2. Outras condições médicas 

Sempre houve uma crença generalizada de que a AR provavelmente era causada por uma infecção. Muitos pesquisadores dedicaram suas vidas tentando identificar esse agente, sem sucesso. Parece claro agora que nenhum germe causa todos os casos de AR. No entanto, em uma proporção substancial de casos, a AR começa algumas semanas após algum tipo de infecção. Não é que a infecção persista, mas sim que a resposta imunitária à infecção não “desliga” como deveria. A AR é uma consequência dessa resposta imunológica. Raramente, a imunização (que imita, de forma controlada, o desenvolvimento da infecção) pode atuar como um gatilho para a AR em algumas pessoas. Contudo, é provável que estas pessoas tivessem desenvolvido AR se tivessem contraído a infecção natural da qual a imunização as protegia. No que diz respeito a outras condições médicas, existem algumas evidências de que o diabetes mellitus pode estar associado à AR. Acredita-se que as adipocinas, que são citocinas, desempenhem um papel tanto no diabetes mellitus quanto na AR.  

A AR é mais comum em pessoas que já têm outra doença autoimune, provavelmente devido à herança genética compartilhada. 

3. Fatores de risco pessoais para o desenvolvimento de AR 

Vários fatores de estilo de vida foram investigados para obter uma melhor compreensão de quais fatores podem estar associados ao desenvolvimento de AR. Até o momento, a maioria dos resultados são inconclusivos e alguns fatores de estilo de vida estão associados ao desenvolvimento de AR em homens, mas não em mulheres e vice-versa. Fumar é o fator de risco mais bem estabelecido para AR. O risco de desenvolver AR é substancialmente maior em fumantes, e o tabagismo está associado à presença de autoanticorpos. Há também uma tendência no número de maços-ano (o número de maços de cigarros fumados diariamente multiplicado pelo número de anos de tabagismo) e no risco de desenvolver AR com um risco aumentado de 26% para cada 10 maços-ano fumados em homens . No entanto, esta tendência é menos clara nas mulheres.

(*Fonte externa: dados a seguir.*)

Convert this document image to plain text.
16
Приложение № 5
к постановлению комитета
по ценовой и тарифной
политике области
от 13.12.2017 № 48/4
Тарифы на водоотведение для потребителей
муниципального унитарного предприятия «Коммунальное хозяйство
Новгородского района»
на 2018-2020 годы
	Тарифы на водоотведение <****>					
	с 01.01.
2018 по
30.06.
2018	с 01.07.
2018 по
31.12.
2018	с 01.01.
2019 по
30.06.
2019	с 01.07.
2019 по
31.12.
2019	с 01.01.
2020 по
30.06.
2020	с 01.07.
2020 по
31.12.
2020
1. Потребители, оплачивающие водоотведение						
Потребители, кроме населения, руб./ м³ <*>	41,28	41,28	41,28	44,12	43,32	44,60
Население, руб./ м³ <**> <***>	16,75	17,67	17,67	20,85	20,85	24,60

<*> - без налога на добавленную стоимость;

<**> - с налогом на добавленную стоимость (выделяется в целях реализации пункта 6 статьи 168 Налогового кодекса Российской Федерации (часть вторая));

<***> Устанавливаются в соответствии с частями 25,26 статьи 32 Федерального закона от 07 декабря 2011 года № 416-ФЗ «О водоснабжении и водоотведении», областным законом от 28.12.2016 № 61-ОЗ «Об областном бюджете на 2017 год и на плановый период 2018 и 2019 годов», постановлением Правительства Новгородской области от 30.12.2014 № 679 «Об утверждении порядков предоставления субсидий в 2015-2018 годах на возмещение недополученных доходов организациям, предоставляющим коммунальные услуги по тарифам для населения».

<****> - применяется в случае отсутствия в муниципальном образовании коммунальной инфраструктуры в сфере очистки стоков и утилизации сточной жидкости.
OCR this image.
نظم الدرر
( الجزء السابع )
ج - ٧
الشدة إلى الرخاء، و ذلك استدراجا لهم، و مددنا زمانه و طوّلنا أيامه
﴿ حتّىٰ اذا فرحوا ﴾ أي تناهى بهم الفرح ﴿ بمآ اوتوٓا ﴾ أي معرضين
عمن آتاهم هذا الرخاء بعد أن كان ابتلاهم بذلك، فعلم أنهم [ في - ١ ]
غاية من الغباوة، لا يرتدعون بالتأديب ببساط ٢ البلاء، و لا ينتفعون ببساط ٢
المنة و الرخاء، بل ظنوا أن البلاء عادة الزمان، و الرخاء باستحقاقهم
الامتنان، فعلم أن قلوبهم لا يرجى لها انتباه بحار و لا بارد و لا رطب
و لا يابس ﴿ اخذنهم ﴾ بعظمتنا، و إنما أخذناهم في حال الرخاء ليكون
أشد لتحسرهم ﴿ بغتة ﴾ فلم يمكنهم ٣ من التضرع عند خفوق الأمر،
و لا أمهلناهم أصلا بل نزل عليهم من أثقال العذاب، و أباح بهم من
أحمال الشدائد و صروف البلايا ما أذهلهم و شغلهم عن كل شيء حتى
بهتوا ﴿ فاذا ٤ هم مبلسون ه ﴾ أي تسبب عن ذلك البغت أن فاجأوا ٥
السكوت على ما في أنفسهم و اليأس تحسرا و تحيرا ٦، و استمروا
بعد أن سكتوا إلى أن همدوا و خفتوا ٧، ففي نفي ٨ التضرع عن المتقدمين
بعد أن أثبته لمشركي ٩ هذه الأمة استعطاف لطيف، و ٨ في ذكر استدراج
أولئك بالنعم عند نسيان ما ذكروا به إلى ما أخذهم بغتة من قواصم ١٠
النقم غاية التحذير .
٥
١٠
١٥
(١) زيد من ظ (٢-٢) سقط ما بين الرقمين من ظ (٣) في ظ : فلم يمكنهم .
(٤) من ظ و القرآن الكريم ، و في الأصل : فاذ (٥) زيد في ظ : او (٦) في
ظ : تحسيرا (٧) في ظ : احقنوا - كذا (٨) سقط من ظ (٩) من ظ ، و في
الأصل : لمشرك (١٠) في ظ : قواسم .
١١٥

Há também algumas evidências de que fumar influencia o curso da AR. Fumar parece ter efeitos benéficos na quantidade de dor e sensibilidade nas articulações que as pessoas com AR sentem, e pode ser por isso que as pessoas com AR têm dificuldade em parar de fumar. No entanto, as pessoas com AR que continuam a fumar têm maior probabilidade de desenvolver o que é chamado de doença extra-articular (o que significa que ocorre fora das articulações), como nódulos, envolvimento do pulmão ou inflamação dos vasos sanguíneos. Existem algumas evidências de que o consumo de álcool pode ajudar a prevenir o desenvolvimento da AR, mas os resultados são menos conclusivos do que os do tabagismo. Como as pessoas obesas apresentam níveis de certos hormônios, como a leptina, que também aumenta citocinas inflamatórias específicas, acredita-se que a obesidade esteja associada ao desenvolvimento de AR. De fato, alguns estudos encontraram uma associação positiva entre maior índice de massa corporal (IMC) e o risco de AR, mas outros só encontraram essa associação naqueles que desenvolveram AR soronegativa.

Ao considerar o estatuto socioeconómico, que inclui factores como rendimento, educação, ocupação, há algumas evidências de que pessoas de meios socioeconómicos mais baixos têm maior probabilidade de desenvolver AR. Contudo, o estatuto socioeconómico é um conceito amplo e outros factores podem explicar parcialmente esta associação (por exemplo, IMC, tabagismo).  

Existem algumas evidências de que certos componentes da dieta podem aumentar o risco de AR em indivíduos suscetíveis. Dietas ricas em carne vermelha e pobres em vitamina C e outros componentes de frutas e vegetais de cores vivas parecem apresentar um risco aumentado de AR. Por outro lado, a chamada dieta mediterrânica parece ser relativamente protectora.  

Conclusão 

Em pessoas com muitos dos fatores de risco genéticos para AR, a exposição a um único fator de risco ambiental pode desencadear a AR. Contudo, na maioria das pessoas, estes factores (e outros que ainda não foram identificados) provavelmente actuam cumulativamente, diminuindo lentamente o limiar para o desenvolvimento da AR.